Speaking from the site where United Flight 93 was taken down by hijackers on 9/11, Donald Trump said “all faiths” came together following the terrorist attack despite suggesting as a candidate in 2015 that the “large Arab populations” of New Jersey celebrated as the World Trade Center towers fell.
“We promise you the unwavering love, support and devotion of all Americans,” Mr Trump said during an annual ceremony in Shanksville, Pennsylvania. “In the days and weeks after 9/11, citizens of all faiths, backgrounds, colors and creeds came together, prayed together, mourned together, and rebuilt together. The song ‘God Bless America’ became a rallying cry for the nation.”
But Mr Trump said something different during a 2015 campaign rally before he became president.
“There were people that were cheering on the other side of New Jersey, where you have large Arab populations. They were cheering as the World Trade Center came down,” he alleged. I know it might be not politically correct for you to talk about it, but there were people cheering as that building came down — as those buildings came down.”

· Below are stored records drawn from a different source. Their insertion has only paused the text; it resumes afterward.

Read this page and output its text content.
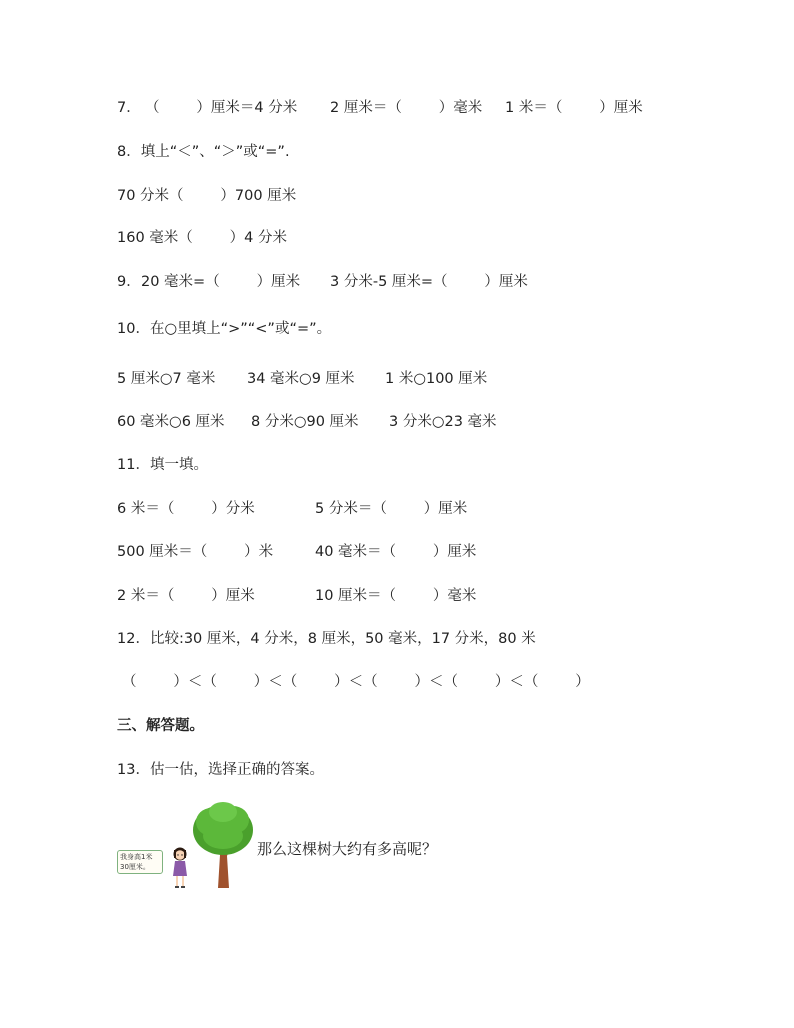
7．

（        ）厘米＝4 分米

2 厘米＝（        ）毫米

1 米＝（        ）厘米

8．填上“＜”、“＞”或“=”.
70 分米（        ）700 厘米
160 毫米（        ）4 分米

9．

20 毫米=（        ）厘米

3 分米-5 厘米=（        ）厘米

10．在○里填上“>”“<”或“=”。

5 厘米○7 毫米

34 毫米○9 厘米

1 米○100 厘米

60 毫米○6 厘米

8 分米○90 厘米

3 分米○23 毫米

11．填一填。

6 米＝（        ）分米

	5 分米＝（        ）厘米

500 厘米＝（        ）米

	40 毫米＝（        ）厘米

2 米＝（        ）厘米

	10 厘米＝（        ）毫米

12．比较:30 厘米，4 分米，8 厘米，50 毫米，17 分米，80 米
（        ）＜（        ）＜（        ）＜（        ）＜（        ）＜（        ）
三、解答题。
13．估一估，选择正确的答案。
我身高1米
30厘米。
那么这棵树大约有多高呢？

“Now, I know they don’t like to talk about it, but it was well covered at the time,” he said. “There were people over in New Jersey that were watching it, a heavy Arab population, that were cheering as the buildings came down. Not good.”
The president’s Friday morning remarks matched the somber tone of the ceremony and day. But he has used the 9/11 attack and its anniversary for political gain in the past.
At a campaign rally in 2015 in Birmingham, Alabama, the president claimed he witnessed people of the Muslim faith celebrating the attacks in Jersey City, across the Hudson River from his Manhattan penthouse in Trump Tower. Then-candidate Trump said he saw “thousands and thousands of people were cheering as that building was coming down. Thousands of people were cheering.”
His claims have never been verified and he has not provided any supporting accounts or video.
But that did not stop him from dropping the line throughout the 2016 campaign, bringing charging of him being anti-Muslim that still hang over his presidency.
On the morning of the attack, then-businessman Trump was inside Trump Tower. He used the tragedy to talk up his coveted Manhattan property.
“40 Wall Street (Trump Tower) actually was the second-tallest building in downtown Manhattan and it was actually, before the World Trade Center, was the tallest — and then, when they built the World Trade Center, it became known as the second tallest,” Mr. Trump said on the air of New York’s WWOR-TV. “And now it’s the tallest.”
Mr Trump in 2015 tweeted part of a 2001 Washington Post article that said authorities broke up “tailgate-style” parties on rooftops and detained individuals who watched the scene in Manhattan.
After the attacks, Mr Trump also claimed to have both help search for survivors in the rubble at New York’s Ground Zero and having paid workers to assist. He has never provided any supporting data or workers to corroborate his claims.
Despite his pervious 9/11-related controversies, the president was subdued on Friday as he attempted to strike a unifying tone – something he has rarely done during a term that has been calibrated to please his conservative base.
Political analysts on both sides have said he has done stunningly little to reach out to moderates and Democrats.
But in that Shanksville field, the president stuck to the script after warning Democrats winning the White House in November would bring “looters” and Antifa members into America’s suburbs.
“We were united by our conviction that America was the world’s most exceptional country, blessed with the most incredible heroes, and that this was a land worth defending with our very last breath,” he said. “It was a unity based on love for our families, care for our neighbors, loyalty to our fellow citizens, pride in our flag, gratitude for our police and first responders, faith in God—and a refusal to bend our will to the depraved forces of violence, intimidation, oppression and evil.”